Backtrace for this error:
#0  0x10d8f072c
#1  0x10d8efad3
#2  0x7fff6fdbf5fc
--------------------------------------------------------------------------
mpirun noticed that process rank 0 with PID 55380 on node cianciosaimac exited on signal 6 (Abort trap: 6).
--------------------------------------------------------------------------
cianciosa commented 3 years ago

Looking at some debugging information, of https://github.com/ORNL-Fusion/PARVMEC/blob/41375c75ca3e3e1305eddef6a70521abf82e8d1a/Sources/General/blocktridiagonalsolver_bst.f90#L2005

orig is alloced with a lower and upper bounds of 1 and 2. But globrowoff is trying to access the 3rd index.

cianciosa commented 3 years ago

Crash is happening because something is changing the size of startglobrow and endglobrow.
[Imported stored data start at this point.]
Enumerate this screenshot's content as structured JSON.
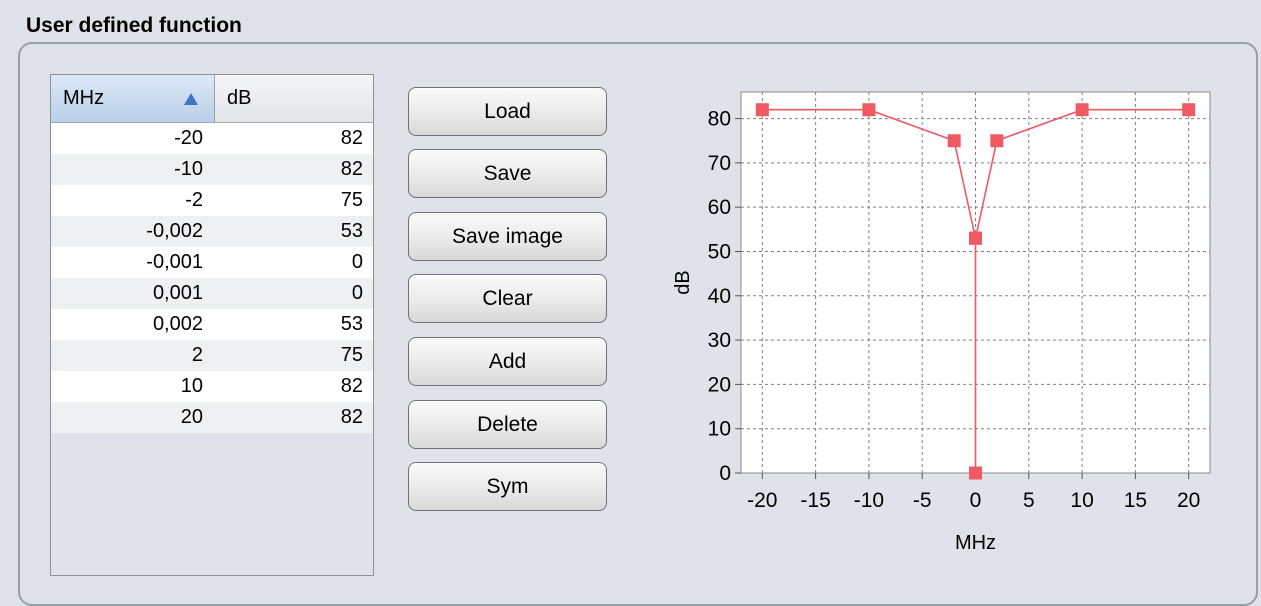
{
  "panel": {
    "title": "User defined function"
  },
  "table": {
    "columns": [
      "MHz",
      "dB"
    ],
    "sorted_column": "MHz",
    "sort_direction": "ascending",
    "rows": [
      {
        "mhz": "-20",
        "db": "82"
      },
      {
        "mhz": "-10",
        "db": "82"
      },
      {
        "mhz": "-2",
        "db": "75"
      },
      {
        "mhz": "-0,002",
        "db": "53"
      },
      {
        "mhz": "-0,001",
        "db": "0"
      },
      {
        "mhz": "0,001",
        "db": "0"
      },
      {
        "mhz": "0,002",
        "db": "53"
      },
      {
        "mhz": "2",
        "db": "75"
      },
      {
        "mhz": "10",
        "db": "82"
      },
      {
        "mhz": "20",
        "db": "82"
      }
    ]
  },
  "buttons": {
    "load": "Load",
    "save": "Save",
    "save_image": "Save image",
    "clear": "Clear",
    "add": "Add",
    "delete": "Delete",
    "sym": "Sym"
  },
  "chart_data": {
    "type": "line",
    "xlabel": "MHz",
    "ylabel": "dB",
    "xlim": [
      -22,
      22
    ],
    "ylim": [
      0,
      86
    ],
    "xticks": [
      -20,
      -15,
      -10,
      -5,
      0,
      5,
      10,
      15,
      20
    ],
    "yticks": [
      0,
      10,
      20,
      30,
      40,
      50,
      60,
      70,
      80
    ],
    "grid": true,
    "series": [
      {
        "color": "#f05a64",
        "x": [
          -20,
          -10,
          -2,
          -0.002,
          -0.001,
          0.001,
          0.002,
          2,
          10,
          20
        ],
        "y": [
          82,
          82,
          75,
          53,
          0,
          0,
          53,
          75,
          82,
          82
        ]
      }
    ]
  }
}
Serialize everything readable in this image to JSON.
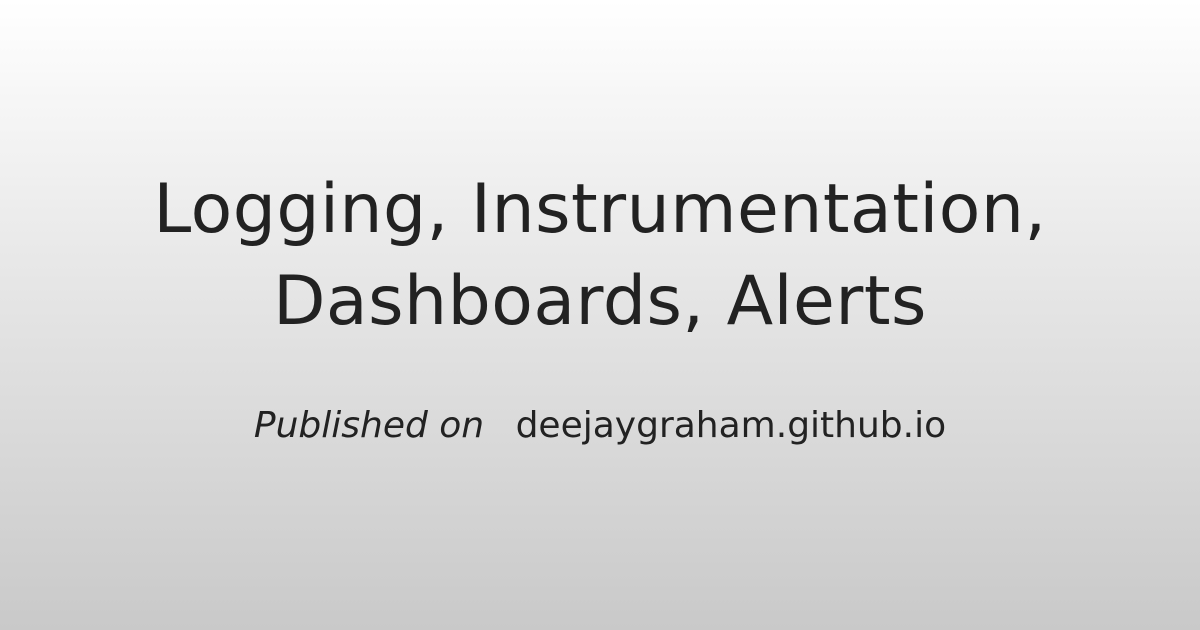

cianciosa commented 3 years ago

It looks like the crash happens because of the following sequence.

  1. Initialize_bst called with correct sizes
  2. eqsolve called
  3. evolve called
  4. jacobian changes sign
  5. evolve returns with bad jacobian flag.
  6. reset and retry eqsolve
  7. jacobian changes sign again
  8. evolve returns with bad jacobian flag
  9. exit from eqsolve
  10. next grid size is attempted.
  11. Initialize_bst called with incorrect sizes
cianciosa commented 3 years ago

This line causes the loop to return back to tag 50 and https://github.com/ORNL-Fusion/PARVMEC/blob/41375c75ca3e3e1305eddef6a70521abf82e8d1a/Sources/TimeStep/runvmec.f#L381

cianciosa commented 3 years ago

At the second attempt of the multigrid, the loop counter starts at index zero since jacobian_off is one.